Face à la lutte contre les trafics financiers et la criminalité organisée, Gérald Darmanin propose une mesure radicale : la fin de l’argent liquide. Mais cette suggestion, aussi spectaculaire soit-elle, soulève une série de problèmes juridiques, économiques et sociaux qui rendent sa mise en œuvre peu réaliste.
La proposition de Darmanin : une solution choc pour contrer les trafics
Jeudi dernier, lors de son audition devant la commission d’enquête sur la délinquance financière, le ministre de l’Intérieur a avancé une piste pour affaiblir les réseaux illégaux : supprimer la monnaie fiduciaire. L’idée repose sur une logique simple : en rendant les transactions traçables, on compliquerait considérablement le fonctionnement des trafiquants.
En supprimant les espèces, l’objectif serait donc de tarir les circuits financiers opaques.
Des conséquences lourdes pour les citoyens et les petits commerces
Si la mesure pourrait gêner certains réseaux criminels, elle aurait aussi un impact majeur sur la vie quotidienne. De nombreux Français utilisent encore le liquide pour leurs achats courants. Selon la Banque de France, « la moitié des transactions aux points de vente » sont toujours réalisées en espèces.
Ce mode de paiement reste très utilisé pour les petits montants, notamment dans les zones rurales, les marchés, ou les commerces de proximité. Et l’attachement des Français à ce moyen de paiement reste fort. D’après le baromètre Ifop/Monnaie de Paris 2024, « 80 % des Français se disent très attachés aux espèces ».

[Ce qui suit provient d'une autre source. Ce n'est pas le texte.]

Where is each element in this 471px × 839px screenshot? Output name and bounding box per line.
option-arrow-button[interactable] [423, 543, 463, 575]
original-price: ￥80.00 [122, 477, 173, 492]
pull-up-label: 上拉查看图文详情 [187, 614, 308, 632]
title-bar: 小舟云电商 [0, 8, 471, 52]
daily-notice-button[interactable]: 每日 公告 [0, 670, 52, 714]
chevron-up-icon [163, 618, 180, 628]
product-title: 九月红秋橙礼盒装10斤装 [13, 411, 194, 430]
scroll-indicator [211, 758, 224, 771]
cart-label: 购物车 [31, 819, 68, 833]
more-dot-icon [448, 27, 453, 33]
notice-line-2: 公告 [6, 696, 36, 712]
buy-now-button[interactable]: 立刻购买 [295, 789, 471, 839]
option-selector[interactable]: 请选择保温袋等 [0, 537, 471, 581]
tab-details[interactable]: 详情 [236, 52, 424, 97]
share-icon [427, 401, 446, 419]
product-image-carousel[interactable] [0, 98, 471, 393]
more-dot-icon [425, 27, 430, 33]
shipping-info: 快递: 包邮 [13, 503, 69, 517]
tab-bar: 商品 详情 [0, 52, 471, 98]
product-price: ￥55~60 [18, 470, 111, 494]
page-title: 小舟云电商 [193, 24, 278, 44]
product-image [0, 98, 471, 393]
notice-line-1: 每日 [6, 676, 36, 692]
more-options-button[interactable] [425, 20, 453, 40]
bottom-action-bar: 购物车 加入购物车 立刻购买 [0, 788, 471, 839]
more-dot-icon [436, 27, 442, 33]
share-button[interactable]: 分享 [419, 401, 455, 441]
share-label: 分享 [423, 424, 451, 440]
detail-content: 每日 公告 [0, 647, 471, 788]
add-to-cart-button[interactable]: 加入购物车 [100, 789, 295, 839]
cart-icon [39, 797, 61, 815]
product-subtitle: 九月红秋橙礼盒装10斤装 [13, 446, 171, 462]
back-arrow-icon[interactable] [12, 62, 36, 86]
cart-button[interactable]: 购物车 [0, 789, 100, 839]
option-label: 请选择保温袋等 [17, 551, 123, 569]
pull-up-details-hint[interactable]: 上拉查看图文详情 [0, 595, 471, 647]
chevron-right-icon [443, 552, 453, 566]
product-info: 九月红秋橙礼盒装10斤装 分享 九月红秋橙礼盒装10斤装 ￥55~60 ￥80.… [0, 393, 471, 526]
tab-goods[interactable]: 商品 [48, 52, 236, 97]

Le cash, symbole de confiance et d’autonomie
Au-delà de l’usage, l’argent liquide joue un rôle social important. Marc Schwartz, président de la Monnaie de Paris, rappelle que « par les échanges qu’il permet », par « son caractère matériel, tangible », le cash est un « instrument de lien social au quotidien ». Et dans des périodes tendues, « le cash a confirmé son rôle de valeur refuge et de stabilisateur ».
Le liquide est aussi un rempart contre certaines fragilités du numérique : pannes, exclusion digitale, protection de la vie privée. Il permet de payer sans connexion, sans données partagées, et sans intermédiaire bancaire.
Des résistances syndicales et sociales déjà anciennes
L’idée d’une société sans espèces n’est pas nouvelle. Dès 2021, le syndicat Sud Solidaires dénonçait « le plan de réduction de circulation des espèces, engagé en 2014 par l’État », craignant une « politique du zéro cash » menaçant les populations les plus précaires. Le lancement de l’euro numérique suscite également des inquiétudes sur une possible fracture sociale renforcée.
Le droit européen comme ultime rempart
Même si l’exécutif français souhaitait interdire le liquide, le cadre européen l’en empêche. Le règlement 974/98 de l’Union européenne est formel : « la BCE et les banques centrales des États membres participants mettent en circulation les billets libellés en euros […] seuls à avoir cours légal ».
Autrement dit, les billets et pièces en euros doivent être acceptés comme moyens de paiement dans tous les pays membres, y compris la France. C’est la Banque de France qui veille à cette obligation, rappelant que « le paiement en espèces est possible sur tout le territoire français ». En cas de refus injustifié, les commerçants s’exposent à « des amendes d’un montant forfaitaire de 150 euros ».